Breughel-Fantasy-Show auf der Seebühne
BREGENZ / DER FREISCHÜTZ
21/07/24 Im letzten Jahr der Intendanz von Elisabeth Sobotka wird Carl Maria von Webers Der Freischütz auf der Seebühne gezeigt, zum ersten Mal dort. Philipp Stölzl macht daraus eine effektvolle und an Action reiche Show, in der die Musik nur noch ein Element des Spektakels ist.
Von Oliver Schneider
Die deutsche romantische Oper par excellence. Romantik strahlt auch die Bühne aus, zumindest so, wie man sie von Breughel oder aus Fantasy-, Mystery- oder Horrorfilmen kennt. Philipp Stölzl, der nach Rigoletto 2019 bereits zum zweiten Mal auf der Seebühne inszeniert, ist in der Bühnen-, Film- und Videowelt gleichermaßen zu Hause und zaubert ein im Schnee versinkendes Dorf an einem See auf die riesige Seebühne. Mit windschiefen Häuschen, die für die Trostlosigkeit und Armut nach dem Dreißigjährigen Krieg stehen.
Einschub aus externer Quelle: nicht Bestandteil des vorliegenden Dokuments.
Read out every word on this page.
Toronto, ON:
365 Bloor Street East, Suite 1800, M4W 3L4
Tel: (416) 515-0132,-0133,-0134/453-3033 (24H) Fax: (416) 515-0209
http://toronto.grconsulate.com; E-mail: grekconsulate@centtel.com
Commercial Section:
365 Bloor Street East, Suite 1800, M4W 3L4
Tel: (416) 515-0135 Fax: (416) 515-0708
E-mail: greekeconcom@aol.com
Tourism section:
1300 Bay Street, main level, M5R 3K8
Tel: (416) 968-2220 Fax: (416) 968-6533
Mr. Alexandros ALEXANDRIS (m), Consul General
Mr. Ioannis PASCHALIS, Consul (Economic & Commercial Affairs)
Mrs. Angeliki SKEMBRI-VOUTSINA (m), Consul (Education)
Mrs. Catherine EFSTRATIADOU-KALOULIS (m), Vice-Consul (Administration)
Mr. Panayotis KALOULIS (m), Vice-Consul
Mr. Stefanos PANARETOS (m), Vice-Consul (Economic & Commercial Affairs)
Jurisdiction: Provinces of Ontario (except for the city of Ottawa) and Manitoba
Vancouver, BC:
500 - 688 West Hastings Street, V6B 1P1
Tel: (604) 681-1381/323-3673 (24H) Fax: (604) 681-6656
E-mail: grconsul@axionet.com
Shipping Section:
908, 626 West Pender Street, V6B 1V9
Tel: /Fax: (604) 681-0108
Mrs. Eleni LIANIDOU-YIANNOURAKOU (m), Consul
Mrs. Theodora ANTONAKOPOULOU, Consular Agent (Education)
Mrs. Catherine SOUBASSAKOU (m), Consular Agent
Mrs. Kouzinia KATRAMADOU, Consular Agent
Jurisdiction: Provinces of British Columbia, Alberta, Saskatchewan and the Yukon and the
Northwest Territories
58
Die aus heutiger Sicht abstruse Geschichte und die unzeitgemäßen Dialoge haben Stölzl und sein Dramaturg Olaf A. Schmitt kurzerhand modernisiert und gleichzeitig den schwarzen Jäger Samiel zum spielmachenden Teufel aufgewertet (Moritz von Treuenfels), der in Versen sprechend durch den Abend führt und zu guter Letzt auch den größten Applaus für sein Spiel erhält.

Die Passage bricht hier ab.